Sen. Charles Schumer (D-N.Y.) used a Hyundai Elantra to take the one-block journey to and from the gas-station news conference. He posed in front of the fuel prices and gave them a thumbs-down. "Get tough on big oil!" he demanded of the Bush administration.
Sen. Lisa Murkowski (R-Alaska) made a plea for conservation. "We have to move quickly to increase our fuel efficiency," she urged.

But not too quickly. After lunchtime votes, senators emerged from the Capitol for the drive across the street to their offices.

Sen. John Sununu (R-N.H.) hopped in a GMC Yukon (14 mpg). Sen. Jim DeMint (R-S.C.) climbed aboard a Nissan Pathfinder (15). Sen. Ben Nelson (D-Neb.) stepped into an eight-cylinder Ford Explorer (14). Sen. Dianne Feinstein (D-Calif.) disappeared into a Lincoln Town Car (17). Sen. Edward Kennedy (D-Mass.) met up with an idling Chrysler minivan (18). (In light of this, and yesterday's post about how Kennedrunk is opposing the windfarms off the coast of his Cape Cod mansion, does any leftist want to try and defend Chappy's "green" record now? - Ed.)

Next came Sen.
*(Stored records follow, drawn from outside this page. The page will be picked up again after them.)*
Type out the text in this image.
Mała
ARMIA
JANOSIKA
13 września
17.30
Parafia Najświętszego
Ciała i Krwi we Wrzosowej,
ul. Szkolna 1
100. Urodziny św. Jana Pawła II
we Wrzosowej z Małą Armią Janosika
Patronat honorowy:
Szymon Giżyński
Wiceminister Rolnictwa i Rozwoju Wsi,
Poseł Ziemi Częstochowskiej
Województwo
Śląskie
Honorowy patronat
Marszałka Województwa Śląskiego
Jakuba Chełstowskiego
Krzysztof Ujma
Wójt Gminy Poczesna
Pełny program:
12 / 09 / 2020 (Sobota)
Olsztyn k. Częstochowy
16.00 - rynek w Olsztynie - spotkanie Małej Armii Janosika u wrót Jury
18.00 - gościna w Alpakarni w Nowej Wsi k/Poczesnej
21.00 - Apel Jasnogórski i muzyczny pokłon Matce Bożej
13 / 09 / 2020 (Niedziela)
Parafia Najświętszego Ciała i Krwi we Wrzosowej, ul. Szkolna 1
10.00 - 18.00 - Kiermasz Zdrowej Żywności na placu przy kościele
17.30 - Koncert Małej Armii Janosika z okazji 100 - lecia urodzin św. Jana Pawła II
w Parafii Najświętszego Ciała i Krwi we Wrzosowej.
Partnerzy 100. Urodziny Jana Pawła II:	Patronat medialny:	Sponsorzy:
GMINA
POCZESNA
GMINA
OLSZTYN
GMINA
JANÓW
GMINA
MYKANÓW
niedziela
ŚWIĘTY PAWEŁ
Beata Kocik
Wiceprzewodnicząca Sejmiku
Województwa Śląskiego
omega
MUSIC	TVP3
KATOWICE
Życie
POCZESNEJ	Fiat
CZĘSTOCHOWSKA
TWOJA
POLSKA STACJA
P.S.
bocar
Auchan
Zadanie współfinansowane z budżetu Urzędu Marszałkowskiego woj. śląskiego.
Bob Menendez (D-N.J.), greeted by a Ford Explorer XLT. On the Senate floor Tuesday, Menendez had complained that Bush "remains opposed to higher fuel-efficiency standards."

If the politics of gasoline favor Democrats at the moment, the insincerity is universal. A surreptitious look at the cars in the senators-only spots inside and outside the Senate office buildings found an Escort and a Sentra (super-rich Wisconsin Democrat Herb Kohl's spot had a Chevy Lumina), but far more Jaguars, Cadillacs and Lexuses and a fleet of SUVs made by Ford, Honda, BMW and Lexus.
At least one Senator got it right:
Sen. Pete Domenici (R-N.M.) responded with an economics lesson. "Oil is worth what people pay for it," he argued.
If a gallon of milk doubled in price, would the Senate be holding hearings on whether or not dairy farmers are "gouging" us? Somehow I doubt it.